After the birth of my first child, I weighed several pounds more than usual — at 30, my body looked and felt more womanly than it ever had. In the wake of this change, I did something totally different: after what felt like a lifetime of holding back, I started to dress the way that I wanted to, rather than worrying about how I might be perceived in the kitchen. I bought dresses, form-fitting clothing, even shorts. I felt liberated in the embrace of my feminine figure. I immediately became more self-assured. I never realized how much I had been holding back. Accepting and celebrating this side of myself has made me a better leader, and a better human being.
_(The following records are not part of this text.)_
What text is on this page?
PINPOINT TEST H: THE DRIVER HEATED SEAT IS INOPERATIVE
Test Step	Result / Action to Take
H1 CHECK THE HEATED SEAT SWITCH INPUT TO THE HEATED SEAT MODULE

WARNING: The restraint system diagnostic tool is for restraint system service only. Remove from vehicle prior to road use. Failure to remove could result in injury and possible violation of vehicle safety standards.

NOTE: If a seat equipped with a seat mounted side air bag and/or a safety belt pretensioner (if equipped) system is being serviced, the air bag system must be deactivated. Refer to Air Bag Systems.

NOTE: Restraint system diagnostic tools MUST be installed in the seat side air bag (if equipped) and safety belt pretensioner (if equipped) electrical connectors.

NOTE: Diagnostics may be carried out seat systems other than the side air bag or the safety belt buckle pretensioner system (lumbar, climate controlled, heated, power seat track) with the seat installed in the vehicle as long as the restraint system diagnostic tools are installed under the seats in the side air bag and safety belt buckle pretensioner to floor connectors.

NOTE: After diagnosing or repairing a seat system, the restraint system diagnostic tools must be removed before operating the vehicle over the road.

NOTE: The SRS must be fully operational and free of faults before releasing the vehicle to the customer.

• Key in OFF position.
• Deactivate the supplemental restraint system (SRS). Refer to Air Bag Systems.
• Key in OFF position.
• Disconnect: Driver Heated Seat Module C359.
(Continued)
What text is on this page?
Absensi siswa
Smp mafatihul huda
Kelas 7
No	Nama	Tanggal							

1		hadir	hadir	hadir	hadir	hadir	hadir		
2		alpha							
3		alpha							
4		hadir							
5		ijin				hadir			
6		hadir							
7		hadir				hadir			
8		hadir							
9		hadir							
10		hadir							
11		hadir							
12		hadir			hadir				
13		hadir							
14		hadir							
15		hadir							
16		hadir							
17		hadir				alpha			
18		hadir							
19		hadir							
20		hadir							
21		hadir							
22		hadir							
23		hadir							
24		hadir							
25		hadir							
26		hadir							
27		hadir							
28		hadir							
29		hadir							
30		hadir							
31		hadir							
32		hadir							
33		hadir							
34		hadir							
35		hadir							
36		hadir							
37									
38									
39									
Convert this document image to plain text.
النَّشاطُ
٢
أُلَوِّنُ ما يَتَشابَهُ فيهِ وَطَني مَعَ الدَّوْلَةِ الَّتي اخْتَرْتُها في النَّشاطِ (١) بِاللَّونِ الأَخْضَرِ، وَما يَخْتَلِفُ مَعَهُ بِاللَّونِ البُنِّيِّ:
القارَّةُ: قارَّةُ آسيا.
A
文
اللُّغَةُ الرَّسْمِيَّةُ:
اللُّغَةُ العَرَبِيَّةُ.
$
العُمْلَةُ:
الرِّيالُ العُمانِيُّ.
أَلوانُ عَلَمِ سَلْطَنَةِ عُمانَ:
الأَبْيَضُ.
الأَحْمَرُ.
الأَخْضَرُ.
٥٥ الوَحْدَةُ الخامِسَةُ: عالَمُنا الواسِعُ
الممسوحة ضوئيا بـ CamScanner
Feminism has no gender. Neither does beauty. And yet, femininity is so often equated with weakness in this industry. When I was starting out, I didn’t know about Anita Lo. Gabrielle Hamilton. Amanda Freitag. Jody Williams. Suzanne Goin. I spent much of my career muting my femininity in an effort to be accepted. Did someone tell me to do this? Not once. I picked up on cues that indicated I wouldn’t be taken seriously if I didn’t.

A chef needs to be a leader: sure of themselves, but willing to admit failure and move forward. A person who can govern without pride, who knows when to compromise and when to stand by their convictions. Those are human qualities, not masculine or feminine ones, but to any girl reading this, who may question their ability to achieve in the cooking world: know that not only do you have the capacity, but likely you possess attributes, given hard work and training, that could make you ultimately superior to the competition and a fucking force to be reckoned with. 

And? You can achieve all of it without changing the core of who you are.